Pais do menino morto no atentado da Maratona de Boston são contra pena de morte para Dzhokhar Tsarnaev

O menino Martin Richard foi a vítima mais nova morta no atentado da Maratona de Boston, em 2013. Ele tinha 8 anos (Foto: Arquivo/AP)
O menino Martin Richard foi a vítima mais nova morta no atentado da Maratona de Boston, em 2013. Ele tinha 8 anos (Foto: Arquivo/AP)

Os pais do menino Martin Richard, vítima mais jovem do atentado à maratona de Boston, fizeram um pedido emocionado para que Dzhokhar Tsarnaev, culpado pelo crime, não seja condenado à pena de morte. O depoimento foi publicado pelo jornal Boston Globe nesta sexta-feira (17). Bill e Denise Richard são favoráveis a que seja feito um acordo com o advogado do réu para que ele cumpra prisão perpétua sem direito a condicional.

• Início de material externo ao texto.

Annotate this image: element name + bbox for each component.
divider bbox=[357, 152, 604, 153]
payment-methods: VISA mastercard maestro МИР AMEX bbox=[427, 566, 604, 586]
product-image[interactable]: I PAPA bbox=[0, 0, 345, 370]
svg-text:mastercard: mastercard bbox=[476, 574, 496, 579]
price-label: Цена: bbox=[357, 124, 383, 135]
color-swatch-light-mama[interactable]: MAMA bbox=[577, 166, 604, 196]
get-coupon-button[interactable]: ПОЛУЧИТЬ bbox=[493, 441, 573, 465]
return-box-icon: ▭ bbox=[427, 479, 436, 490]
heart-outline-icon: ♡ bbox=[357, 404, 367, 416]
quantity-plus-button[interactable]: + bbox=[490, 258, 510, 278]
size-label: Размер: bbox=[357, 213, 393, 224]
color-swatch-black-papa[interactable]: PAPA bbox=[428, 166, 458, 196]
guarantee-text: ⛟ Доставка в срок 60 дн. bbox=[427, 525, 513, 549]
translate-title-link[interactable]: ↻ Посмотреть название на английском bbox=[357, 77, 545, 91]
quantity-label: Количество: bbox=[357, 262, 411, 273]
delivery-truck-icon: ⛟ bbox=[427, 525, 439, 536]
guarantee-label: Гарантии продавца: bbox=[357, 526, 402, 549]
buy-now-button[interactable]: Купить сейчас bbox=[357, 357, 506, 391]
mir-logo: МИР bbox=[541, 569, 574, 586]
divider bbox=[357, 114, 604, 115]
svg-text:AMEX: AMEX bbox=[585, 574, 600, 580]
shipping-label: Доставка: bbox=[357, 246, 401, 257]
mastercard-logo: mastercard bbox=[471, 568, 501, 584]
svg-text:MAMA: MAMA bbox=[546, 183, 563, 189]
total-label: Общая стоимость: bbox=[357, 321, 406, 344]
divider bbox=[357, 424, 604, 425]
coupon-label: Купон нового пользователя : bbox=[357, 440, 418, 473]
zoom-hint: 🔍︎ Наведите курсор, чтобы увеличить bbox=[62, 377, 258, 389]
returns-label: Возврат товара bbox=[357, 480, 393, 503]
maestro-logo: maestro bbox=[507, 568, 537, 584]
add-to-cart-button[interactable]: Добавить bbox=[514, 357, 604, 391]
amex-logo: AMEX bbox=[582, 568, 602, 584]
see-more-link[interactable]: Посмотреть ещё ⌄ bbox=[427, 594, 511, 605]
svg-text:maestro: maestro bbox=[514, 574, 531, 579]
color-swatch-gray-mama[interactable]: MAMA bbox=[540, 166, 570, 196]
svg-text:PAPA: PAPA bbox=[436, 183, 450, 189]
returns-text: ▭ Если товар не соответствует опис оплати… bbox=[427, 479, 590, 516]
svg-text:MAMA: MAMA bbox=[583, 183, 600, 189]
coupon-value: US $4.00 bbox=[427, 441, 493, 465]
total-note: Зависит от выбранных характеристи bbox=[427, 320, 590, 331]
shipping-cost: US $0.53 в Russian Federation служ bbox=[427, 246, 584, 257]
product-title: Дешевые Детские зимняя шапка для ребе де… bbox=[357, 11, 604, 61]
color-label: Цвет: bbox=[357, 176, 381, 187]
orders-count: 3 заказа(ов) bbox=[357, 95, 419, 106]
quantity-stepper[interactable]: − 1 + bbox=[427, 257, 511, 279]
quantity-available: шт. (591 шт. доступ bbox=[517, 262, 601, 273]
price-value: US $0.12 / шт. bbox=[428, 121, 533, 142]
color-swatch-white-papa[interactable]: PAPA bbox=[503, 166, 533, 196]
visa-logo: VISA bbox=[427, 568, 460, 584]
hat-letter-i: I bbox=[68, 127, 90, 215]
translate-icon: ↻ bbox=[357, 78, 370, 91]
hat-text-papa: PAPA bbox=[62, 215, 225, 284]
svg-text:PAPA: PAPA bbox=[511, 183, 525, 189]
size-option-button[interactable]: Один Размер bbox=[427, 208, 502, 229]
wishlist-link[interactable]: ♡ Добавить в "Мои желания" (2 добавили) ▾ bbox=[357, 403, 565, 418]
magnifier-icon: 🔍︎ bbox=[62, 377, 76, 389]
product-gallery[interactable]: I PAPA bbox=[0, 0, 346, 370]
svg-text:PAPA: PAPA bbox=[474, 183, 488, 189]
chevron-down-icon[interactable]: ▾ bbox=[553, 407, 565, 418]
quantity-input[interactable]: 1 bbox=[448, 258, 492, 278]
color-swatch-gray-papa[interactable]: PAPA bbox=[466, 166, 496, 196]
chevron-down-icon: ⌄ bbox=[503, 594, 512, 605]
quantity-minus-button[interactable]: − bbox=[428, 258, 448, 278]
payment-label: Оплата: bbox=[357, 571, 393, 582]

Isso evitaria o sofrimento de relembrar a tragédia diante das sucessivas apelações sobre a decisão.

No texto escrito para o jornal, eles afirmam que somente quando o réu deixar de ser o centro das atenções, é que eles terão a chance de reconstruir suas vidas e sua família. Martin era o filho do meio do casal, eles também são pais de Henry e Jane. "Nós sabemos que o governo tem suas razões para decidir pela pena de morte, mas a busca incessante por essa punição pode levar anos de apelações e prolongar o sentimento de que estamos vivendo o pior dia de nossas vidas", afirmaram.

Uma das bombas que explodiu durante a maratona, em 2013, também deixou ferida a filha mais nova de Bill e Denise Richard. A menina perdeu uma perna e teve que passar por várias cirurgias. "Nós esperamos que os nossos dois filhos não tenham que crescer com a dolorosa lembrança do que passou, o que anos de recorrentes aparições do réu, sem dúvida, farão." 

Para eles, esse é o momento de acabar com a angústia que já dura dois anos, desde a morte de Martin, que tinha oito anos de idade. A CNN ouviu o júri popular que participou do julgamento de Tsarnaev e divulgou algumas opiniões. "Às vezes, a morte pode parecer a saída mais fácil. Tem os dois lados, eu acho", afirmou um homem que trabalha no departamento de água da cidade. 

"Eu sempre pensei que fosse contra isso, mas quando se pensa a respeito, as coisas mudam", afirmou uma assistente em uma empresa de advocacia. "Alguns crimes são tão abomináveis e algumas evidências tão convincentes que você pode mudar a opinião de um juiz sobre a pena de morte", disse uma professora de direito e corredora que estava na maratona no dia do atentado.